Aside from its inherent Swedish-ness (Yes, that's a thing), three things really set this film apart from the many, many other films crowding the genre. The treatment of misogyny and violence against women, the two leading actors, and the character of Lisbeth Salander. The Swedish title translates as Men Who Hate Women, and that is accurate, to put it lightly. Of course, we know that victims of serial killers are traditionally women, but the film is uncommonly unflinching in it's depiction of the violence. These scenes are graphic, brutal and hard to watch. This ties in closely with Lisbeth Salander, who is clearly, by quite some way, the best thing that the film, and the book, has going for it.

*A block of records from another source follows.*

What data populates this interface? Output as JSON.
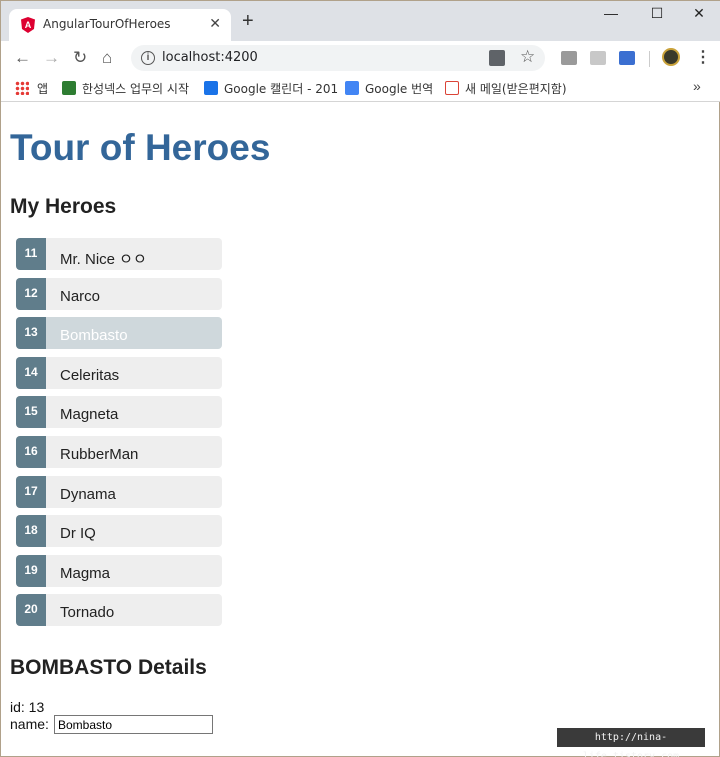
{
  "browser": {
    "tab_title": "AngularTourOfHeroes",
    "tab_close": "✕",
    "new_tab": "+",
    "window_controls": {
      "minimize": "—",
      "maximize": "☐",
      "close": "✕"
    },
    "url": "localhost:4200",
    "nav": {
      "back": "←",
      "forward": "→",
      "reload": "↻",
      "home": "⌂"
    },
    "star": "☆",
    "menu": "⋮",
    "bookmarks": [
      {
        "label": "앱",
        "icon": "apps-grid-icon",
        "color": "#e53935"
      },
      {
        "label": "한성넥스 업무의 시작",
        "icon": "company-icon",
        "color": "#2e7d32"
      },
      {
        "label": "Google 캘린더 - 201",
        "icon": "calendar-icon",
        "color": "#1a73e8"
      },
      {
        "label": "Google 번역",
        "icon": "translate-icon",
        "color": "#4285f4"
      },
      {
        "label": "새 메일(받은편지함)",
        "icon": "mail-icon",
        "color": "#db4437"
      }
    ],
    "bookmarks_more": "»"
  },
  "app": {
    "title": "Tour of Heroes",
    "heroes_heading": "My Heroes",
    "heroes": [
      {
        "id": "11",
        "name": "Mr. Nice ㅇㅇ"
      },
      {
        "id": "12",
        "name": "Narco"
      },
      {
        "id": "13",
        "name": "Bombasto",
        "selected": true
      },
      {
        "id": "14",
        "name": "Celeritas"
      },
      {
        "id": "15",
        "name": "Magneta"
      },
      {
        "id": "16",
        "name": "RubberMan"
      },
      {
        "id": "17",
        "name": "Dynama"
      },
      {
        "id": "18",
        "name": "Dr IQ"
      },
      {
        "id": "19",
        "name": "Magma"
      },
      {
        "id": "20",
        "name": "Tornado"
      }
    ],
    "details_heading": "BOMBASTO Details",
    "id_label": "id: 13",
    "name_label": "name:",
    "name_value": "Bombasto"
  },
  "watermark": "http://nina-life.tistory.com",
  "colors": {
    "title": "#336699",
    "badge": "#607d8b",
    "selected": "#cfd8dc",
    "item": "#eeeeee"
  }
}
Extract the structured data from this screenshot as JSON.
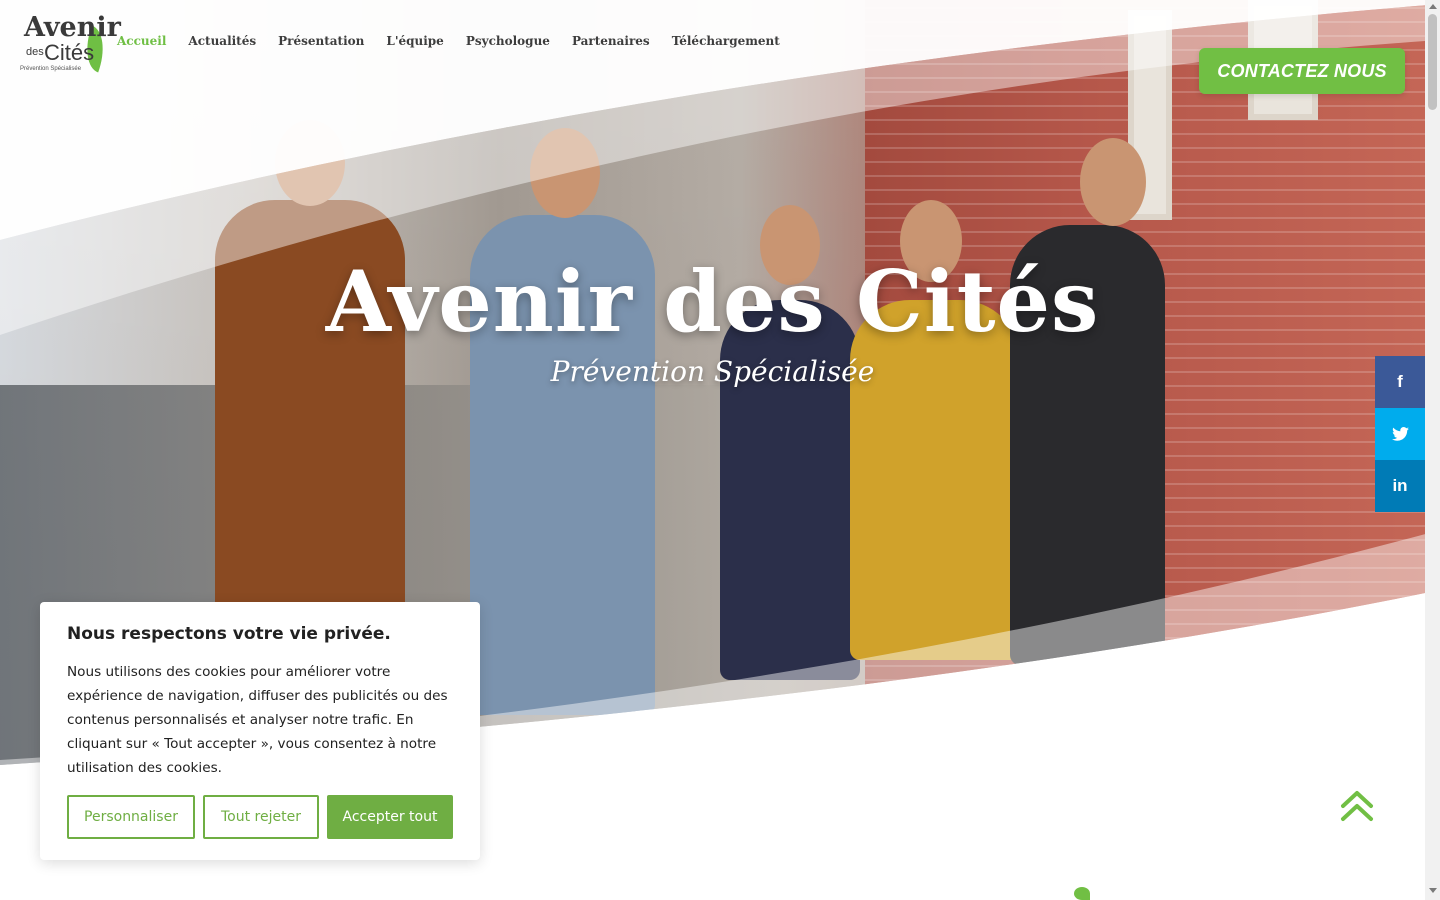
{
  "header": {
    "logo": {
      "line1": "Avenir",
      "des": "des",
      "line2": "Cités",
      "tagline": "Prévention Spécialisée"
    },
    "nav": [
      {
        "label": "Accueil",
        "active": true
      },
      {
        "label": "Actualités"
      },
      {
        "label": "Présentation"
      },
      {
        "label": "L'équipe"
      },
      {
        "label": "Psychologue"
      },
      {
        "label": "Partenaires"
      },
      {
        "label": "Téléchargement"
      }
    ],
    "cta_label": "CONTACTEZ NOUS"
  },
  "hero": {
    "title": "Avenir des Cités",
    "subtitle": "Prévention Spécialisée"
  },
  "social": [
    {
      "name": "facebook-icon",
      "glyph": "f"
    },
    {
      "name": "twitter-icon",
      "glyph": "🐦"
    },
    {
      "name": "linkedin-icon",
      "glyph": "in"
    }
  ],
  "cookie": {
    "title": "Nous respectons votre vie privée.",
    "text": "Nous utilisons des cookies pour améliorer votre expérience de navigation, diffuser des publicités ou des contenus personnalisés et analyser notre trafic. En cliquant sur « Tout accepter », vous consentez à notre utilisation des cookies.",
    "customize_label": "Personnaliser",
    "reject_label": "Tout rejeter",
    "accept_label": "Accepter tout"
  },
  "colors": {
    "accent_green": "#71bf44",
    "brand_magenta": "#b0316e",
    "facebook": "#3b5998",
    "twitter": "#00aced",
    "linkedin": "#007bb6"
  }
}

Excellently played by Noomi Rapace, Salander is a tattoed, pierced, Goth loner who has been abused by the system which has kept control of her since events in her youth. As the film starts she is placed under the care of a new guardian who clearly falls into the title's category. Lisbeth fights back, and keeps fighting throughout the whole of the film.

Rapace gives a very deft peformance. Tough yet vulnerable, she also shows a keen grasp of light comedy in her scenes with Michael Nyqvist, who also does excellent work in the role of Blomqvist. A Hollywood remake would presumably soften Lisbeth's rough edges, and either make Blomqvist about ten or fifteen years younger, or cast someone more conventionally attractive than Nyqvist, who resembles a slightly rounder Mathieu Almaric. Both actors deserve the attention they've been getting. The rest of the cast give very good performances, and special mention must go to Peter Andersson as Lisbeth's repulsive guardian.

Director Niels Arden Oplev does very well creating the oppressive atmosphere of the Vanger family compound, and he and the writers should be commended for the work they did compressing the novel, which was occasionally guilty of padding, into a film that, although perhaps a little long, suffers from few dead patches. Oplev has made a gripping, tense thriller that deserves an audience beyond the arthouse.